The two dissenting administrative patent judges provided spirited and — in one case — extensive arguments urging that Lundgren’s application should have been rejected.
One dissenting Board member argued that a separate technological arts test is appropriate. He first asserted that no court has expressly decided the question:
[O]ne can scrutinize as many court decisions as one may like, but there is no decision out there which unequivocally holds that the claimed invention on appeal before us must be granted a patent. Likewise, there is no decision out there that unequivocally holds that the claimed invention on appeal must be denied a patent.
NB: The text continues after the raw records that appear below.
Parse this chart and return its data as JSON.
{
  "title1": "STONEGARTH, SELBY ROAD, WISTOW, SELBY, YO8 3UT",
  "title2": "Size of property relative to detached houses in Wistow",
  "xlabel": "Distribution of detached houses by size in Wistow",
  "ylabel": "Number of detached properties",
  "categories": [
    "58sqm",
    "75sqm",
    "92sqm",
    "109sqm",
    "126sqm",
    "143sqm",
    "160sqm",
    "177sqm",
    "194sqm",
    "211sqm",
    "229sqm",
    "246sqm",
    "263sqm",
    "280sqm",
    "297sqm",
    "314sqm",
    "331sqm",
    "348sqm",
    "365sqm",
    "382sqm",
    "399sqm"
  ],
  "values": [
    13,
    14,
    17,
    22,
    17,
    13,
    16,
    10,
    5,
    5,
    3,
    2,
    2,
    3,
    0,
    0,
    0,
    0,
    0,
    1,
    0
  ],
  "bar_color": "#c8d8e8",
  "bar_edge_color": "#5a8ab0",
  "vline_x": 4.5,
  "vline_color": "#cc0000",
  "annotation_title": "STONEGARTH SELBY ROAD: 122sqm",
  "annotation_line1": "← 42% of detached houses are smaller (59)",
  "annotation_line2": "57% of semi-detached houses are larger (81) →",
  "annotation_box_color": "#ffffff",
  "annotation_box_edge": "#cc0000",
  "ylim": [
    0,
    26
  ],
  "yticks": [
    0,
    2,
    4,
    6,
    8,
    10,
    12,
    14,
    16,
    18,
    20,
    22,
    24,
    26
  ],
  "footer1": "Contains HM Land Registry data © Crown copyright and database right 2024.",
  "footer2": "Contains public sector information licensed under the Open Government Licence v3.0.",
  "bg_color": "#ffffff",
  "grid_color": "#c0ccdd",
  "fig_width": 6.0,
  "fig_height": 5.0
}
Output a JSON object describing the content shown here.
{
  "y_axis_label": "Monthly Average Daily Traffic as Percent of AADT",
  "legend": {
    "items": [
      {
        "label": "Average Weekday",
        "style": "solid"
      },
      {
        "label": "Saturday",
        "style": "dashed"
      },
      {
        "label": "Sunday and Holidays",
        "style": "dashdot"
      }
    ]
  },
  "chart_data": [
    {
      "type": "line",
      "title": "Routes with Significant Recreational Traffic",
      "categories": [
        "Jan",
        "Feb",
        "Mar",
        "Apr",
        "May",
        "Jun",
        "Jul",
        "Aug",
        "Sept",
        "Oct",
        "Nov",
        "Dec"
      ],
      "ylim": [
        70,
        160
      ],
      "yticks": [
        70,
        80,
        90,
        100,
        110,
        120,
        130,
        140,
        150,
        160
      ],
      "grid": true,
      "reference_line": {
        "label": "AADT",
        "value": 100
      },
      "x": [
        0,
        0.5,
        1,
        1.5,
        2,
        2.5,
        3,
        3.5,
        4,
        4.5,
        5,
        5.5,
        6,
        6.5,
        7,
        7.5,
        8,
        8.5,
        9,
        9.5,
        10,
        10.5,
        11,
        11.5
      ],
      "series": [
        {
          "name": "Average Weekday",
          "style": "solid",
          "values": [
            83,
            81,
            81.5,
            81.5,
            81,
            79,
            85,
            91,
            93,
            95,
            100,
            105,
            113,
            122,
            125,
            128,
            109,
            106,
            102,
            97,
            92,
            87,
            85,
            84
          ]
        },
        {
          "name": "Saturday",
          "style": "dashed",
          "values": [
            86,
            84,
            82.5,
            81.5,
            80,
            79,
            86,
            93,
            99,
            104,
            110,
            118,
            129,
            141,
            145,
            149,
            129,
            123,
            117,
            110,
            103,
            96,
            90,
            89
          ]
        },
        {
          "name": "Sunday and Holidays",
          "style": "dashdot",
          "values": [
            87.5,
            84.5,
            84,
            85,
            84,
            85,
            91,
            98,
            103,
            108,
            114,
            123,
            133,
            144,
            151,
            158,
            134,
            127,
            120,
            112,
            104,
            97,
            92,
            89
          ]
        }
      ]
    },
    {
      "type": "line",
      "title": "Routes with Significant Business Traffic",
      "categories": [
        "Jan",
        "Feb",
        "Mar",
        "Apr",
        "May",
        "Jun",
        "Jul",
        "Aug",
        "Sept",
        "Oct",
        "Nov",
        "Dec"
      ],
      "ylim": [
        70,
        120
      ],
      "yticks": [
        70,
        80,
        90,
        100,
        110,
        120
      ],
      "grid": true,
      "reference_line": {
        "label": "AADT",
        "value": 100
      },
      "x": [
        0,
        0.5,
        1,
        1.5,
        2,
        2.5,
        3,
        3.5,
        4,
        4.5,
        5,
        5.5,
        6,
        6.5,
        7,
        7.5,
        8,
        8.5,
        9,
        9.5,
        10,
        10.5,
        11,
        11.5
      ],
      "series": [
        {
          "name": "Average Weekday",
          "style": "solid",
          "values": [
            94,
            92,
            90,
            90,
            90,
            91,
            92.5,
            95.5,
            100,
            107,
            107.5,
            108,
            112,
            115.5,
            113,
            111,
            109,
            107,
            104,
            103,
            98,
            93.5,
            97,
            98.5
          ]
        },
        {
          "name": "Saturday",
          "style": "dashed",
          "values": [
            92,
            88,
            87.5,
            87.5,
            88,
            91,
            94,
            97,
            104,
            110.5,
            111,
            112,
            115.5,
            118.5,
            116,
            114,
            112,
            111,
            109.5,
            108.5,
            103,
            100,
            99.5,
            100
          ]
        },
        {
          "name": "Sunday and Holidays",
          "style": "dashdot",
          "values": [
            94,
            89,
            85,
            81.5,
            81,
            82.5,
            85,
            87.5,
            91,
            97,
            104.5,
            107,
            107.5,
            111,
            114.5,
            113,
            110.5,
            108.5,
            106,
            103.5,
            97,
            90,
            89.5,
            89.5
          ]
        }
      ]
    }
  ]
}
Thus, in my view, the issue before us raised by the examiner is one of first impression.
[Slip op. at 10.]
This dissenter then addressed the majority’s discussion of the three categories of nonstatuory subject matter listed by the Supreme Court in Diamond v. Diehr and by other courts, asserting that the list was not exhaustive:
The majority is of the view that every invention is patentable unless it is nothing more than an abstract idea, a law of nature or a natural phenomenon, each of which has been held to be unpatentable by court decisions. These categories of nonstatutory subject matter did not come to us by Scripture, however, but instead, resulted from some enlightened individual raising the question of whether such subject matter should be patented. Inventions within these categories certainly can be claimed in a manner which technically comply with 35 U.S.C. § 101. The point is that there is no absolute law that says that every category of nonstatutory subject matter has been decided for all time.
[Slip op. at 11-12.]
This dissenting administrative patent judge concludes that the Examiner’s technological arts test should have been affirmed “because the process as claimed is not tied to any known science or technology.” (Slip op. at 12.) He then offers an interesting speculation about what America’s Founders would have concluded:
It is interesting to note that the claimed invention could have been performed by the writers of the Constitution using only the knowledge available at that time. I find it ludicrous, however, to think that the writers of the Constitution would have found the idea of providing compensation to an executive, as claimed, to be something that would qualify for a patent.
[Id.]
The second dissenting Board member in Lundgren agrees with the majority that there is no separate technological arts test, but urges another ground for rejecting Lundgren’s application for nonstatutory subject matter. His decision examines the definitions of such terms as “technology,” “science,” and “engineering”; reviews the case law extensively;[1] and identifies three possible tests for determining whether process claims recite patentable material:
a transformation test;
an exceptions-to-patentability test; and
a useful-concrete-and-tangible result test.